AW: “We Opened for Weezer” by Nerf Herder is a wonderful tribute. I'd read in the companion book to the comp Generation Blue that Weezer, especially Rivers, gave a lot back to the scene. Could you say something about that?


S.W. Lauden: I’m glad you pointed that out because it was one of my favorite threads that emerged as I did interviews for the Generation Blue oral history. Many of the musicians I spoke with had a story or two to tell about how members of Weezer helped them out early on.

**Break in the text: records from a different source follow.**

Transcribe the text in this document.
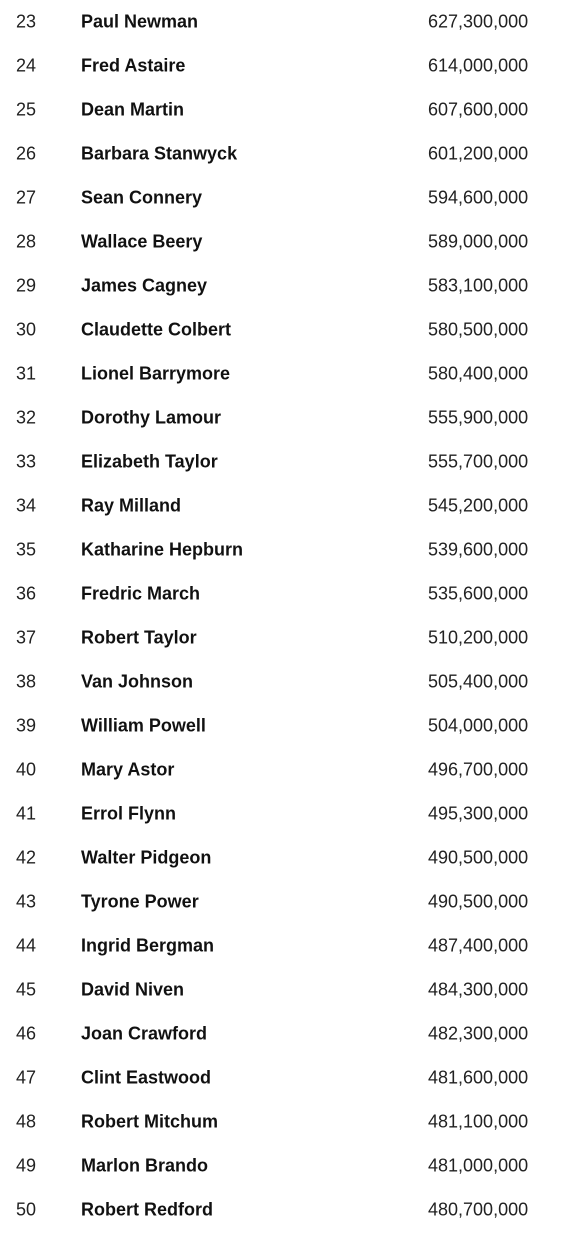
23 Paul Newman	627,300,000
24 Fred Astaire	614,000,000
25 Dean Martin	607,600,000
26 Barbara Stanwyck	601,200,000
27 Sean Connery	594,600,000
28 Wallace Beery	589,000,000
29 James Cagney	583,100,000
30 Claudette Colbert	580,500,000
31 Lionel Barrymore	580,400,000
32 Dorothy Lamour	555,900,000
33 Elizabeth Taylor	555,700,000
34 Ray Milland	545,200,000
35 Katharine Hepburn	539,600,000
36 Fredric March	535,600,000
37 Robert Taylor	510,200,000
38 Van Johnson	505,400,000
39 William Powell	504,000,000
40 Mary Astor	496,700,000
41 Errol Flynn	495,300,000
42 Walter Pidgeon	490,500,000
43 Tyrone Power	490,500,000
44 Ingrid Bergman	487,400,000
45 David Niven	484,300,000
46 Joan Crawford	482,300,000
47 Clint Eastwood	481,600,000
48 Robert Mitchum	481,100,000
49 Marlon Brando	481,000,000
50 Robert Redford	480,700,000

There’s no doubt that Rivers Cuomo and Matt Sharp helped their close friends Adam Orth and Justin Fisher in Shufflepuck, introducing them to club bookers and adding them to a couple of high-profile shows. Adam Marsland gives Rivers a lot of credit for helping him conceptualize a direction for his band Cockeyed Ghost. Weezer had my band Ridel High open a handful of West Coast shows during the Pinkerton era when A&M Records was thinking about signing us, and I’m pretty sure that helped seal the deal. The Nerf Herder-Weezer connection is perfectly (and hilariously!) chronicled in “We Opened For Weezer,” and I already mentioned the Supersport 2000-Rentals connection.


Ozma is probably the band that most directly benefited from Weezer’s support. They were still teens when their guitarist handed Rivers a copy of their first album at Warped Tour. That led to them opening for their idols on two California shows, later followed by a couple of full-blown national tours. That early support gave them a platform to become the phenomenal band they are. Ozma’s entire catalog is well worth exploration.


As Rod Cervera of Supersport 2000/The Rentals says toward the end of the Generation Blue oral history: “The Weezer story is kind of a unique story for the LA music scene. It’s a small camp of people...it’s always been a pretty tight-knit thing."



AW: What do you hope people take away from the comp and book?


S.W. Lauden: If they were there or were aware of this Hollywood scene back then, I hope it brings back some great memories and fills in a few blanks. If they weren’t there and this is all new to them, I hope they enjoy these stories and music as much as we did putting it all together. It really was an incredible scene.